With Metro set to begin school Wednesday Aug. 1 — the earliest it ever has — the district has upended years of traditional mid-August and September starts, raising a fundamental issue that will be answered Wednesday:
Will the kids show up?
“The big question is, how many kids get on the bus or walk to school tomorrow,” MNPS spokeswoman Meredith Libbey told The City Paper.
Habits are hard to break. And word isn’t always easily spread, especially in a district that has a sizeable percentage of students who come from non-English speaking backgrounds.
Months ago, Metro school officials launched a campaign to promote awareness of Metro’s early start, which is the key element of its newly adopted balanced calendar.
“That has been a charge that I’ve had since last March,” Libbey said, adding that the district has partnered with various community organizations to communicate the message. “We think the word is out there.”
Until the mid-1970s, Metro started school after Labor Day. The district then shifted to a mid-August start, which it used for more than three decades.
The latest move comes following a narrow 5-4 vote last August in which the school board defeated Director of Schools Jesse Register’s recommendation  to begin school on July 25. The proposal would have required $20 million in additional funding.
Register had proposed it as his first choice, and the Aug. 1 as a fallback balanced calendar if dollars weren’t available. Leading up to the vote, Register repeatedly made the case that MNPS is lagging behind others in terms of classroom time.
In the end, the majority of school board members agreed with that premise — but not enough to approve what some called an “unfunded mandate.” After it failed, the board unanimously signed off on the less audacious Aug. 1 start.

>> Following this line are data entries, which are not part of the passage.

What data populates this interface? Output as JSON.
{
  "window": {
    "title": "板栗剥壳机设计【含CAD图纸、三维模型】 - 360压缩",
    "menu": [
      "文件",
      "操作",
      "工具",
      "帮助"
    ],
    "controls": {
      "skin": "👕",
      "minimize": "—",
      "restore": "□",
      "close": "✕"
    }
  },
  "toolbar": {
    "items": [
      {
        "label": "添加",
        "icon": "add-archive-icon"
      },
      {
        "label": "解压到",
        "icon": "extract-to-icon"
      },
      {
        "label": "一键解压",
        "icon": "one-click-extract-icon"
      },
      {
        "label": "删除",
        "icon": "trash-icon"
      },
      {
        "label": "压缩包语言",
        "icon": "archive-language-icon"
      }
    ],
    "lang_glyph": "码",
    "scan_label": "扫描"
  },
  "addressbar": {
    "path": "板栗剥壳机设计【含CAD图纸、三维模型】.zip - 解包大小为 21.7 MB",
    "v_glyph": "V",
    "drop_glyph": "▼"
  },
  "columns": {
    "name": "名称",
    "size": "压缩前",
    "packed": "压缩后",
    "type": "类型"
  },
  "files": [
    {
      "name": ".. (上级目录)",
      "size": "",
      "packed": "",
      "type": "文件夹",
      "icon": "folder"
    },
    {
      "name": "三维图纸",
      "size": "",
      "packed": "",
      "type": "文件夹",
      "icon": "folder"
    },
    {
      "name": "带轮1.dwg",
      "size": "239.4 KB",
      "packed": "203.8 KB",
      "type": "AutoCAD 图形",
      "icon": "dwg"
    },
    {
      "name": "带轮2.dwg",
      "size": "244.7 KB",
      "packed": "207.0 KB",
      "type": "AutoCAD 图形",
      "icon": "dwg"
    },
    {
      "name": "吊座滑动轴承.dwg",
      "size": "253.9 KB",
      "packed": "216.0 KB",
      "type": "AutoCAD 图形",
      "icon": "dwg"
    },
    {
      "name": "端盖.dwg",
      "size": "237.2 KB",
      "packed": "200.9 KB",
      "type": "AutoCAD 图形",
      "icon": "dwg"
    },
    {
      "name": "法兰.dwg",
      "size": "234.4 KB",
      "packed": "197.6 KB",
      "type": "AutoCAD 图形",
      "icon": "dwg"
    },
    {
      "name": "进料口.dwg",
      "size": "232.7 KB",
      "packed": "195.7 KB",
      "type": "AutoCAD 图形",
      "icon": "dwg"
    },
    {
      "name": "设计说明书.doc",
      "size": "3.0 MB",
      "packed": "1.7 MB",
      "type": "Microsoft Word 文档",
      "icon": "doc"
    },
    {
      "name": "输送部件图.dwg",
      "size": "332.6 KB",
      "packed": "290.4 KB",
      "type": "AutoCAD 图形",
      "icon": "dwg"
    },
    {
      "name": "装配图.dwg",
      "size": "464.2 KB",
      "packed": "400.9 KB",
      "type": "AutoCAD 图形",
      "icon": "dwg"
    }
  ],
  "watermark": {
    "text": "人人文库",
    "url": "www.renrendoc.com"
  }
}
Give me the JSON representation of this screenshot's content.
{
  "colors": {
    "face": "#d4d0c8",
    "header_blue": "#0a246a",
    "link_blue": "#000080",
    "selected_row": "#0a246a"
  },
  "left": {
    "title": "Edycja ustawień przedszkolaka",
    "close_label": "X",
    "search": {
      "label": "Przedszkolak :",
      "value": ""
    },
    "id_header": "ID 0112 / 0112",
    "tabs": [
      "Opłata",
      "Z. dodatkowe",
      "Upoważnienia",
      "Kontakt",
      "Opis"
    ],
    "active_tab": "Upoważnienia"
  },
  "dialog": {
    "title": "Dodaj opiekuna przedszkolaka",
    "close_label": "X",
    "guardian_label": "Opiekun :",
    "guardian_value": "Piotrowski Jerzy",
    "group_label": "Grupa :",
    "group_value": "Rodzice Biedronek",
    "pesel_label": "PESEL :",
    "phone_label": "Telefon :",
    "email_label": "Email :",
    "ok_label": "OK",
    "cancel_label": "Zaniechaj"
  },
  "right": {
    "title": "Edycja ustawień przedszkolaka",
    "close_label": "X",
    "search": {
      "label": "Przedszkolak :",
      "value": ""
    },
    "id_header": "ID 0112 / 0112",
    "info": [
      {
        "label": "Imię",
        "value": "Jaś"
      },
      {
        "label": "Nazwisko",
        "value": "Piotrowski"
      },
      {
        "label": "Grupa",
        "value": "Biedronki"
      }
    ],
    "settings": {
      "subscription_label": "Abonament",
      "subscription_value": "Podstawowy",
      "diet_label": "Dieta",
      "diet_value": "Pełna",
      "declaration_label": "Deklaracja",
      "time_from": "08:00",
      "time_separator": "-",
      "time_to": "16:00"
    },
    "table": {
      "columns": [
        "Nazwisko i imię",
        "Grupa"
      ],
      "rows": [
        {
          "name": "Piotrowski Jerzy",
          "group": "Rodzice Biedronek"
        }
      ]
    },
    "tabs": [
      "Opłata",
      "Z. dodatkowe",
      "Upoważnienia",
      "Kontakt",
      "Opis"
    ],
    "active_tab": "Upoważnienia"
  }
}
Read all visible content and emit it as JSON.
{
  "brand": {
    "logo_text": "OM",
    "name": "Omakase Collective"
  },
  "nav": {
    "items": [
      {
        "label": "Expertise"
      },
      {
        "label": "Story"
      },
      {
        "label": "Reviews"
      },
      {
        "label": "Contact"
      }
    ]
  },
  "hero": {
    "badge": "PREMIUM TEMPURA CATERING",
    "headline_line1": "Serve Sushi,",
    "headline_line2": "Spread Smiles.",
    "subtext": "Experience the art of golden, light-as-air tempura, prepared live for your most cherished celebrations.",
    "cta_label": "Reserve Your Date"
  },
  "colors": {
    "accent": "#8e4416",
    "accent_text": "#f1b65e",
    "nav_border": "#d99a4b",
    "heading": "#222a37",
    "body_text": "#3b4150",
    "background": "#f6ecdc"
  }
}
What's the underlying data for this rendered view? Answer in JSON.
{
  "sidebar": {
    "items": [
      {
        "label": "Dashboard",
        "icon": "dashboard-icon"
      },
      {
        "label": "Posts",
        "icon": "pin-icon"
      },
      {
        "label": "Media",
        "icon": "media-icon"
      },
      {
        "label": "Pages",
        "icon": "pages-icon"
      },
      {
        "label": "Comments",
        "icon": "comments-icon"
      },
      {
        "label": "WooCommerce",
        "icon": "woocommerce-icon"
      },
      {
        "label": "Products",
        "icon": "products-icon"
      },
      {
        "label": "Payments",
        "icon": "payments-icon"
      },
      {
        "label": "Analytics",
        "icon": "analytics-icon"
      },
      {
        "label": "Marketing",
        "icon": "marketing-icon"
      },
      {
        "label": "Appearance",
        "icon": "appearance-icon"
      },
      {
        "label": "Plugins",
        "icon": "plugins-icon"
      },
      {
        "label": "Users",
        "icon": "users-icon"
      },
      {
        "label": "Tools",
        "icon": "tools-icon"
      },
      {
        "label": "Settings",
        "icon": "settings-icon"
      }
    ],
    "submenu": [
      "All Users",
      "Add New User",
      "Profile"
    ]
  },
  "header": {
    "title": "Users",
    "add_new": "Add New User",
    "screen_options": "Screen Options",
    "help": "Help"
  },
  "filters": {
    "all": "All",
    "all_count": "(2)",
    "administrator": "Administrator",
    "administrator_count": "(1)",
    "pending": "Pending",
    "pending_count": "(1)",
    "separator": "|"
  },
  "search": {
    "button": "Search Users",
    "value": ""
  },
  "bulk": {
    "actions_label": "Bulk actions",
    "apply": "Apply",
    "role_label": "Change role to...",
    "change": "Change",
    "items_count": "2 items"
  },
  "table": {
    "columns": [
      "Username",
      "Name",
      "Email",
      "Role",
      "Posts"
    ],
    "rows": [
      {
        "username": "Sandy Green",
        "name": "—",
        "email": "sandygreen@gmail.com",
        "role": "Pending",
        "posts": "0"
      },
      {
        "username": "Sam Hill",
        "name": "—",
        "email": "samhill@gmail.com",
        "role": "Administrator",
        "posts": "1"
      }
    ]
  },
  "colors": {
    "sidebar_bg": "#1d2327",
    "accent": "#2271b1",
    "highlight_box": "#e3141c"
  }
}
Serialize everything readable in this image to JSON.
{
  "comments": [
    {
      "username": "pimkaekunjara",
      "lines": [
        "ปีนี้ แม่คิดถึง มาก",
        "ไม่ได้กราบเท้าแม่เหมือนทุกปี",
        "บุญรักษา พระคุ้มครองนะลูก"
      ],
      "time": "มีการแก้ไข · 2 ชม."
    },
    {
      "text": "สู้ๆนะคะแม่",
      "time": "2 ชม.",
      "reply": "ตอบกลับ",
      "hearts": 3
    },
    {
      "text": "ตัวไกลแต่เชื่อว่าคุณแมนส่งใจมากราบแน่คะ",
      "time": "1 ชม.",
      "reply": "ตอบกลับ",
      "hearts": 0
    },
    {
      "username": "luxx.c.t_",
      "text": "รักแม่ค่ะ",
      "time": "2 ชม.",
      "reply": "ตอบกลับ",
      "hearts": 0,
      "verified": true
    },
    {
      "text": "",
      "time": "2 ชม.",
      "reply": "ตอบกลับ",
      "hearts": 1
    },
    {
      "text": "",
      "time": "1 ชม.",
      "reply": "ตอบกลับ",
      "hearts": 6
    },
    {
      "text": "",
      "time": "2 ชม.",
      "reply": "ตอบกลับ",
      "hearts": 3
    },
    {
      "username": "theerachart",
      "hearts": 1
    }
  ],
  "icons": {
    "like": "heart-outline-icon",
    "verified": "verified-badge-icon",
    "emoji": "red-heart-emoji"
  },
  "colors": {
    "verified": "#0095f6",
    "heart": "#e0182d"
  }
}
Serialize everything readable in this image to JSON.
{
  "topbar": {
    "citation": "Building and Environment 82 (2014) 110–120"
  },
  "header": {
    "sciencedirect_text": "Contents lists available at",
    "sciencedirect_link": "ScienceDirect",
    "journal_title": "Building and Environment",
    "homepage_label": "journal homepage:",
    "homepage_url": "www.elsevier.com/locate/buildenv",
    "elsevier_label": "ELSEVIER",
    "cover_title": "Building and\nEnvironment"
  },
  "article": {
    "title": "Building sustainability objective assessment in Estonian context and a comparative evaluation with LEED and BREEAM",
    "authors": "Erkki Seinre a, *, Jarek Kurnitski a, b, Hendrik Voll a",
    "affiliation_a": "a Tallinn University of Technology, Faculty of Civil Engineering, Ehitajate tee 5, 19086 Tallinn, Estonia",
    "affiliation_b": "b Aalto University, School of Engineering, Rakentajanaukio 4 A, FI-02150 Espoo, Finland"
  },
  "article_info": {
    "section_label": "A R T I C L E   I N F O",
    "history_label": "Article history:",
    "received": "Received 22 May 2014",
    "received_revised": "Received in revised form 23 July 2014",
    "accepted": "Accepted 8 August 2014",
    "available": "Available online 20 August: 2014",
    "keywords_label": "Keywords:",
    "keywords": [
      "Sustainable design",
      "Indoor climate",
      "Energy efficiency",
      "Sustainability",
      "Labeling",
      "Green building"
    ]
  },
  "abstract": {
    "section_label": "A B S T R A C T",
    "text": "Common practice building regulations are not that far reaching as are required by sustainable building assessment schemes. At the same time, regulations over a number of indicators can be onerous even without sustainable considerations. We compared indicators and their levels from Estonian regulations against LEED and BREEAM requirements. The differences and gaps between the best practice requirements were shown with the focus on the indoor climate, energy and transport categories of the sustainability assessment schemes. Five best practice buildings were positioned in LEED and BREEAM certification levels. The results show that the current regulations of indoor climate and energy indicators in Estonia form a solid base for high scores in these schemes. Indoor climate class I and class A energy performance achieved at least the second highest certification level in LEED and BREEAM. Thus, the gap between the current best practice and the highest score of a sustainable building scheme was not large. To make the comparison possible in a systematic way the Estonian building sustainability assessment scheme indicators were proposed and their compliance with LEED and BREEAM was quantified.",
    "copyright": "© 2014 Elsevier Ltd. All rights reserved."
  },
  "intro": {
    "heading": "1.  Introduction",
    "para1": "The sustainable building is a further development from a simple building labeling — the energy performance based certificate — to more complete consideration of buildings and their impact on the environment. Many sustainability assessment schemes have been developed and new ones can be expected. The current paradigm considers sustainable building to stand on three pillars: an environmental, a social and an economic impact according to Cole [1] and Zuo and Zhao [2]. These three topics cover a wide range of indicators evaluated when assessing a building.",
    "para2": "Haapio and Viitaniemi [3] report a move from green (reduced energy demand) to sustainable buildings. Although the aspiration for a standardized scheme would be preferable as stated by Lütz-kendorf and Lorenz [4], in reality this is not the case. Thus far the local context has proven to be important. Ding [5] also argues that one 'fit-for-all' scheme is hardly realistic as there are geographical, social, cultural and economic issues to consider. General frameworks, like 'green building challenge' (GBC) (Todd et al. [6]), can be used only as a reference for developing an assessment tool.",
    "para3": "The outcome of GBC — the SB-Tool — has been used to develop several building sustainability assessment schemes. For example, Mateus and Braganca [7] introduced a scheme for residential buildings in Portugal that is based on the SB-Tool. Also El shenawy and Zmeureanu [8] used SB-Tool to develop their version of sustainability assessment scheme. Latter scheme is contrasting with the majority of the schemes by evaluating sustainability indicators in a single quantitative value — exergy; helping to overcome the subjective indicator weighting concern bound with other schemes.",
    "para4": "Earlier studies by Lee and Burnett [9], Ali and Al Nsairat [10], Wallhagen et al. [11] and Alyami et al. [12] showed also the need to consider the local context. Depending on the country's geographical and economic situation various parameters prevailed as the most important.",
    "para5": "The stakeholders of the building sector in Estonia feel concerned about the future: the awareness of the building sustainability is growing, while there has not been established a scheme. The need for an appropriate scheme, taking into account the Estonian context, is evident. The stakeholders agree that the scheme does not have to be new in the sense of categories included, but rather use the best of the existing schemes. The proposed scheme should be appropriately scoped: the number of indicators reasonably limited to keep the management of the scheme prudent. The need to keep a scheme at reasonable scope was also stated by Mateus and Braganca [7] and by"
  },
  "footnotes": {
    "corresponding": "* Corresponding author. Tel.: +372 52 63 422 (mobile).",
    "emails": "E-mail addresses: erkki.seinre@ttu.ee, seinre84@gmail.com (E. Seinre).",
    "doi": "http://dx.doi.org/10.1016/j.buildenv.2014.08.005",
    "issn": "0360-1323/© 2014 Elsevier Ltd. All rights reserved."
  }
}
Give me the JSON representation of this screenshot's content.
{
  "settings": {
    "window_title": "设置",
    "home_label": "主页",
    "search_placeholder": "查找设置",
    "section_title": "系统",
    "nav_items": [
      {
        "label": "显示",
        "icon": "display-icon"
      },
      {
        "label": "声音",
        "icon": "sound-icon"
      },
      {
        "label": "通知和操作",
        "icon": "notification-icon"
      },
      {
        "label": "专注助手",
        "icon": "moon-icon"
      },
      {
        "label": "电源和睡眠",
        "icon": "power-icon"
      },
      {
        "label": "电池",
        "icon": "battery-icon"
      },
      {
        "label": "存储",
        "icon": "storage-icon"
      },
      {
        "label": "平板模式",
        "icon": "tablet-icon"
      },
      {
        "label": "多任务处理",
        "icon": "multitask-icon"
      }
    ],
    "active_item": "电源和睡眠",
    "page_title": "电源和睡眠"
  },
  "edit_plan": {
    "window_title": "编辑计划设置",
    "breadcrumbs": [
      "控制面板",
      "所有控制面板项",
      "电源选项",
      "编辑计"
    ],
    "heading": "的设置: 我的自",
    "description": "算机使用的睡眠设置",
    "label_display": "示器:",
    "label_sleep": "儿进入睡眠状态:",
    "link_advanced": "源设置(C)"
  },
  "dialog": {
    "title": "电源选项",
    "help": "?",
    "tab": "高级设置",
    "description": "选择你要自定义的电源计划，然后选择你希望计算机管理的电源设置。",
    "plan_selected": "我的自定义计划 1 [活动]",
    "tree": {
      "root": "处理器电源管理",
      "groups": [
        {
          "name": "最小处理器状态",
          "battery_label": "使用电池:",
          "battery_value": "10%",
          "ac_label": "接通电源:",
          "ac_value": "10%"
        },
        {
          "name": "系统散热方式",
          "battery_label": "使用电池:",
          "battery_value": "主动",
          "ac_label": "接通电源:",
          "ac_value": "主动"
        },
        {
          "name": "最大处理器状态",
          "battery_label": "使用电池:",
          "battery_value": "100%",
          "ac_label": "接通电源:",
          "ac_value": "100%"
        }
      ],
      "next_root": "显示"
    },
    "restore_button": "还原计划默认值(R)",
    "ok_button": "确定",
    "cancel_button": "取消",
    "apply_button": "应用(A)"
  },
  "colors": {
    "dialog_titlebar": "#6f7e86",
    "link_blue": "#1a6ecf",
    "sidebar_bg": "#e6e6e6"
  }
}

With this year’s balanced calendar, longer fall and spring breaks are built in to accommodate the shortened summer recess. So-called “intersession periods” are in the fall and spring, allowing students to receive enrichment opportunities if they choose. The alternative July start carved out a longer fall intersession.
The new calendar increases students’ school days from 173 to 176. The failed July 25 option — pushed by education, parent and Hispanic advocacy groups to combat lost learning over the summer — would have brought the total days to 180 and set aside 10 additional days for the professional development of teachers.